だが、ポカリスエットはそれら“常道”とは一線を画し、発売以来、不変であることを強みにしている。

「サブブランドを乱発すると、明確なコンセプトを持っていてもブレが出てきがち。ポカリスエットは、2013年4月にカロリーオフのイオン飲料・ポカリスエット イオンウォーターをリリースしていますが、こちらのコンセプトは『汗をかいていない日常を快適に過ごすための水分補給用飲料として、機能性と飲み心地にこだわった』。ポカリスエットよりさらに甘さを控え、後味がスッキリ。仕事中を含めた日常のあらゆるシーンを想定しており、両者のすみ分けをはっきりとさせています」(本吉さん)

■発想から7年間 試作品1千以上

 大塚製薬では65年発売のオロナミンCもまた、同様のマーケティングで売り上げを伸ばし、ロングセラー商品の仲間入りを果たしている。

 なぜ、これほどまで頑固一徹に商品コンセプトを変えないのか? 同社ニュートラシューティカルズ事業部製品部の担当者、ポカリスエットプロダクトマーケティングマネージャーの原康太郎さんはこう話す。

「お客様からも同様の質問をよくいただきます。

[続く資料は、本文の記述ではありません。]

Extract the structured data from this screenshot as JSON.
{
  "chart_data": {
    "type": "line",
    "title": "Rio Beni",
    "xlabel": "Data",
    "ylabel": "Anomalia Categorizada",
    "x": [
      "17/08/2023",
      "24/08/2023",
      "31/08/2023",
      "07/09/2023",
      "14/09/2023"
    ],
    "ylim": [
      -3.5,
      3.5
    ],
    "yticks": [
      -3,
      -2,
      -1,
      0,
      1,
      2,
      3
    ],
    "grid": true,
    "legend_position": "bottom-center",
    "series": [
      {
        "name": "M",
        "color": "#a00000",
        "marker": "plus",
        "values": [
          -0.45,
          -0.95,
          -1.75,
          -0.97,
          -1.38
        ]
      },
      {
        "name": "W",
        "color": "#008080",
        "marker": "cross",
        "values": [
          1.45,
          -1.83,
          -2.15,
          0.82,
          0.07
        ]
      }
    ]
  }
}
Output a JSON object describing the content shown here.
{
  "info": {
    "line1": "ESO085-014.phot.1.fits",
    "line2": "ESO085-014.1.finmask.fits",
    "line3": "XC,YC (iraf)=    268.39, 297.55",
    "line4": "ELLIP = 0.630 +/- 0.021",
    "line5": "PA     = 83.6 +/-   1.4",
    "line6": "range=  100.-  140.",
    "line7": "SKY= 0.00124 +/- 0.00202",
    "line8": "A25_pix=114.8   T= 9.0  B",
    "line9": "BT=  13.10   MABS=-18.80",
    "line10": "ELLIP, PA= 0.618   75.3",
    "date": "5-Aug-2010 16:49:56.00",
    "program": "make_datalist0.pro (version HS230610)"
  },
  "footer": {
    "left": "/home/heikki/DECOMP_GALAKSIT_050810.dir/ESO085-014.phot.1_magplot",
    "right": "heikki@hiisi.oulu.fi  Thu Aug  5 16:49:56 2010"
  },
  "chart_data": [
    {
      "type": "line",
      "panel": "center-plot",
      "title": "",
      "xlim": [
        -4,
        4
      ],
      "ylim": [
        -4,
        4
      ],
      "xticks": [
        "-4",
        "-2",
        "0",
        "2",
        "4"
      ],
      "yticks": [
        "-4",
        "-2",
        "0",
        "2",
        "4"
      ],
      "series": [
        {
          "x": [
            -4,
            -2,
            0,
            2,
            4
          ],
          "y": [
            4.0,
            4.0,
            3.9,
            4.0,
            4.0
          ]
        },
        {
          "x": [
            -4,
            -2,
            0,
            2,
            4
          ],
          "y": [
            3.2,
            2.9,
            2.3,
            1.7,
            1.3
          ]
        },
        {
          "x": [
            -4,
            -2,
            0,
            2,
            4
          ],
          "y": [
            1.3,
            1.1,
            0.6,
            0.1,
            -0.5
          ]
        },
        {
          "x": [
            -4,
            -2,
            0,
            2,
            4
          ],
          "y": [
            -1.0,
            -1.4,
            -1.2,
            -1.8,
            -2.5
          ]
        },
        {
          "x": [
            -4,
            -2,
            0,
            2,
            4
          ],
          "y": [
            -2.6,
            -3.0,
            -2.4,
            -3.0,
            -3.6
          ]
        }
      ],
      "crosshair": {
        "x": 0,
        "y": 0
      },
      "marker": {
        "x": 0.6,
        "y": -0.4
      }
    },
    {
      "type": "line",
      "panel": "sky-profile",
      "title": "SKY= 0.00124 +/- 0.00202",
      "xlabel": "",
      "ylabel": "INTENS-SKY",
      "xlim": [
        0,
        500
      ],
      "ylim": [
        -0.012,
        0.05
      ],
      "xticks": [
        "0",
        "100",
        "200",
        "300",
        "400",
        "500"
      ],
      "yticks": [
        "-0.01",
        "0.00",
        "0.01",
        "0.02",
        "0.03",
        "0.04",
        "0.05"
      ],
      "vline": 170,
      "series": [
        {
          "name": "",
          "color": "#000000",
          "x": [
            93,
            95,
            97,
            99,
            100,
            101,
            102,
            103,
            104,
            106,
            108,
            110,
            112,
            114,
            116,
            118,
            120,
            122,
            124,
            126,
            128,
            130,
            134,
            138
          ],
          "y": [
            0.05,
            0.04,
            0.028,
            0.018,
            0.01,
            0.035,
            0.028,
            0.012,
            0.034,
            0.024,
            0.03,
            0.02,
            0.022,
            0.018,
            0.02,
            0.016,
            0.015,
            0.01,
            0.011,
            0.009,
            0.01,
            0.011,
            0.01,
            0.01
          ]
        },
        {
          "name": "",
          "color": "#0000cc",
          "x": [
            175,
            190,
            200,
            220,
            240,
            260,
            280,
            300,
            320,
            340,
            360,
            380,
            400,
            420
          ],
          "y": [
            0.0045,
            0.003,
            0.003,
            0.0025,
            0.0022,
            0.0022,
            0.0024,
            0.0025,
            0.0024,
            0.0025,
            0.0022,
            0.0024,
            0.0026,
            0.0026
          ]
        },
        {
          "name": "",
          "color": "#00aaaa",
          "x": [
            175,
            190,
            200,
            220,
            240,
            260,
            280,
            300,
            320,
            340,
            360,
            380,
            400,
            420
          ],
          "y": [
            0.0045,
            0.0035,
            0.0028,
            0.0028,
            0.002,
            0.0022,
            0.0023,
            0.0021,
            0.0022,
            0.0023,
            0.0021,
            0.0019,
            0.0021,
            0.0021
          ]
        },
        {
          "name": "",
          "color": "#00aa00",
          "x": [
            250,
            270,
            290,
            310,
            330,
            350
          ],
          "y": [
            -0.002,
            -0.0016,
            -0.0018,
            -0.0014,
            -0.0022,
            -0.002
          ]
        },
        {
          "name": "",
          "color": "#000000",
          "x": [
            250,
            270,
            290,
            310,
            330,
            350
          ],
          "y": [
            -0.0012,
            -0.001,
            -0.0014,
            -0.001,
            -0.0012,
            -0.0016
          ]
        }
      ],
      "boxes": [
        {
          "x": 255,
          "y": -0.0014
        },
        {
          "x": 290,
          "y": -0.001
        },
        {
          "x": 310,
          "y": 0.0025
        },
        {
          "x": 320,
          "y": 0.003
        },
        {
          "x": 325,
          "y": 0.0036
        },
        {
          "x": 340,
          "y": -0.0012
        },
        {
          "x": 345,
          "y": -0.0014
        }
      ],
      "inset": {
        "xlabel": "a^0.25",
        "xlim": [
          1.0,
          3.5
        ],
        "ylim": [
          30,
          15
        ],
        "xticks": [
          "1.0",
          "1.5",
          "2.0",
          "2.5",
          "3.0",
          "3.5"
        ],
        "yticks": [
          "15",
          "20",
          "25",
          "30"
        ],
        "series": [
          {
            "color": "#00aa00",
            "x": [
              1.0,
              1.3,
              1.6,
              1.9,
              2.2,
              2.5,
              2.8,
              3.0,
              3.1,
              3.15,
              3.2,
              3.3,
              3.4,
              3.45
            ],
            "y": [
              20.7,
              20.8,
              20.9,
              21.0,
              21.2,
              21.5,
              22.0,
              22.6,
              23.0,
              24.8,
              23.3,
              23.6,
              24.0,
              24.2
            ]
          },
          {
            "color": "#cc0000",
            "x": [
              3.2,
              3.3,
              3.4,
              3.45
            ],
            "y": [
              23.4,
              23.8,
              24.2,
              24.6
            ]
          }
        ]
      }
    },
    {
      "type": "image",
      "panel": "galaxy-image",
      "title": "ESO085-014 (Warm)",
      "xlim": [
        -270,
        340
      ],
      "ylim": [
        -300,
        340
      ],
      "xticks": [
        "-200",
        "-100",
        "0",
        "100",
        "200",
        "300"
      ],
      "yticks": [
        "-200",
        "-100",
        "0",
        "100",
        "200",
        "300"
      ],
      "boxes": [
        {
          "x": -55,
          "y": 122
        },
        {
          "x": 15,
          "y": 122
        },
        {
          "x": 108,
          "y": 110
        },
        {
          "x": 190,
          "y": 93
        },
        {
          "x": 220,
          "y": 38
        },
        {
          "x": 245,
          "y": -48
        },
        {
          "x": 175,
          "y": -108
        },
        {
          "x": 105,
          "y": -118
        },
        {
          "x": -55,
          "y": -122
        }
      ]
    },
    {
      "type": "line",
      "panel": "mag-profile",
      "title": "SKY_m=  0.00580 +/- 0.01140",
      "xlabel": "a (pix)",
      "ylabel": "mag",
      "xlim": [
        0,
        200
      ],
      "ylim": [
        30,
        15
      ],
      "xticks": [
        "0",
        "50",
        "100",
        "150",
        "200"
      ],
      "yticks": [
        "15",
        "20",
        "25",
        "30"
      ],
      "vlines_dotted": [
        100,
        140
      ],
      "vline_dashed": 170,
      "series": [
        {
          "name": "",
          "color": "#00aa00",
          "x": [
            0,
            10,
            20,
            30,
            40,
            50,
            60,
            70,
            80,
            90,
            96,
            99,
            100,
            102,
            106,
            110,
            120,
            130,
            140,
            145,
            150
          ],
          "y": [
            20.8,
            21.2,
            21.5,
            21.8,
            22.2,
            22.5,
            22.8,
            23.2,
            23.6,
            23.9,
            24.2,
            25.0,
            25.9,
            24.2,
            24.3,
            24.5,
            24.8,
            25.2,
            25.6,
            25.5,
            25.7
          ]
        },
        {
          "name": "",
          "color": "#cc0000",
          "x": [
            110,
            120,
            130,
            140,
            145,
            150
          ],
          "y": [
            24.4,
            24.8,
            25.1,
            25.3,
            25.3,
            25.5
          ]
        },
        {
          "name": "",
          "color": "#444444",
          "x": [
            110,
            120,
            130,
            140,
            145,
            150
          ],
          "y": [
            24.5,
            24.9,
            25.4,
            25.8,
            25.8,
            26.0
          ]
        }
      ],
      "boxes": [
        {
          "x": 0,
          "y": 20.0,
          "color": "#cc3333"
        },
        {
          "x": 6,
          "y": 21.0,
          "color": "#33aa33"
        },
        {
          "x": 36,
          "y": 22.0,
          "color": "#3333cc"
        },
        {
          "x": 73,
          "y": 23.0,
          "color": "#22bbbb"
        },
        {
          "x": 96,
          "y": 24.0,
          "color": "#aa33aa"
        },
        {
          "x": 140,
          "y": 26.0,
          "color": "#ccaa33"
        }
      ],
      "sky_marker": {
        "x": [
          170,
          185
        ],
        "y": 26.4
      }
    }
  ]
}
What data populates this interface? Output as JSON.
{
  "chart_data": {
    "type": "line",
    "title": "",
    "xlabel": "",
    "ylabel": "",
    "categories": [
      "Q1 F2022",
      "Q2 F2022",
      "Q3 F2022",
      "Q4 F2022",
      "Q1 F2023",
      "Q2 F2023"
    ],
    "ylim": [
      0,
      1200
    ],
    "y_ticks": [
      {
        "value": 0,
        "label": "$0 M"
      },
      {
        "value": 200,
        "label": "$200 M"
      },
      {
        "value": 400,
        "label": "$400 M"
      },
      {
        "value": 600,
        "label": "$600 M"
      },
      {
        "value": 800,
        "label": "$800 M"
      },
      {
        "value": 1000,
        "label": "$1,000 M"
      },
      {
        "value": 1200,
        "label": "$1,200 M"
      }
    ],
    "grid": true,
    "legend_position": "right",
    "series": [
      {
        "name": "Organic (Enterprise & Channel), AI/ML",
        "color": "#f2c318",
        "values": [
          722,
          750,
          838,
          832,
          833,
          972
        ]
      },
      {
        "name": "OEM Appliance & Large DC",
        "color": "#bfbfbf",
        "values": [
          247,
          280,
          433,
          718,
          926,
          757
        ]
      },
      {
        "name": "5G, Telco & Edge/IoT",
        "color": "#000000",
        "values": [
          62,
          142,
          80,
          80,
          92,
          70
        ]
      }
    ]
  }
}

でも答えは一つ。『徹底的に汗の成分を分析し、失われた水分と電解質をいかに速やかに血液中に補給するか』を追求した最終商品なので変える必要がないんです」

 あえて“最終”というのには理由がある。製品化にあたっては時間と資金を惜しまず、徹底的に最高品質を追求した自負があるからだ。

「発想から発売まで7年。試作品だけで1千種以上作り、研究に研究を重ねました。さらに机上の理論値ではなく専門研究所で臨床試験を行い、科学的・医学的な裏付けを取って効能のみならず安全性も確認しているのです」(原さん)

 84年には当時日本で初めての民間臨床運動栄養研究所である佐賀栄養製品研究所(佐賀県吉野ケ里町)を設立。健康上の問題に応える様々な研究を行い、成果をベースに革新的新製品の開発、また水分・栄養摂取の研究を行ってきた。

 また01年に、飛行機などでの長時間座位に伴って発症する「旅行者血栓症(エコノミークラス症候群)」を防ぐための適切な水分補給を調査。成田空港から9時間のフライトの米国・モーゼスレイク(ワシントン州)の空港まで飛行機をチャーターし、参加した40人のデータを取って水分バランスと下肢の血液粘度に与える影響について分析した。

「飛行中、被験者を水群とイオン飲料群に分け、尿の総排出量や血漿(けっしょう)量を計測。旅行者血栓症の原因となる血液粘度などを調べました。その結果、水群と比べてイオン飲料群のほうが血液粘度は上昇しづらいことがわかりました」(同)

 こんなエビデンス重視のPR活動が、医療関係者からも圧倒的な支持を得て、発熱したり熱中症になったりした際に受診するとポカリスエットが薦められる要因となっているのである。

 また、風味のバラエティー化ではなく、容量や摂取のスタイル、形状を増やし、消費者の選択肢を広げているのも見逃せない。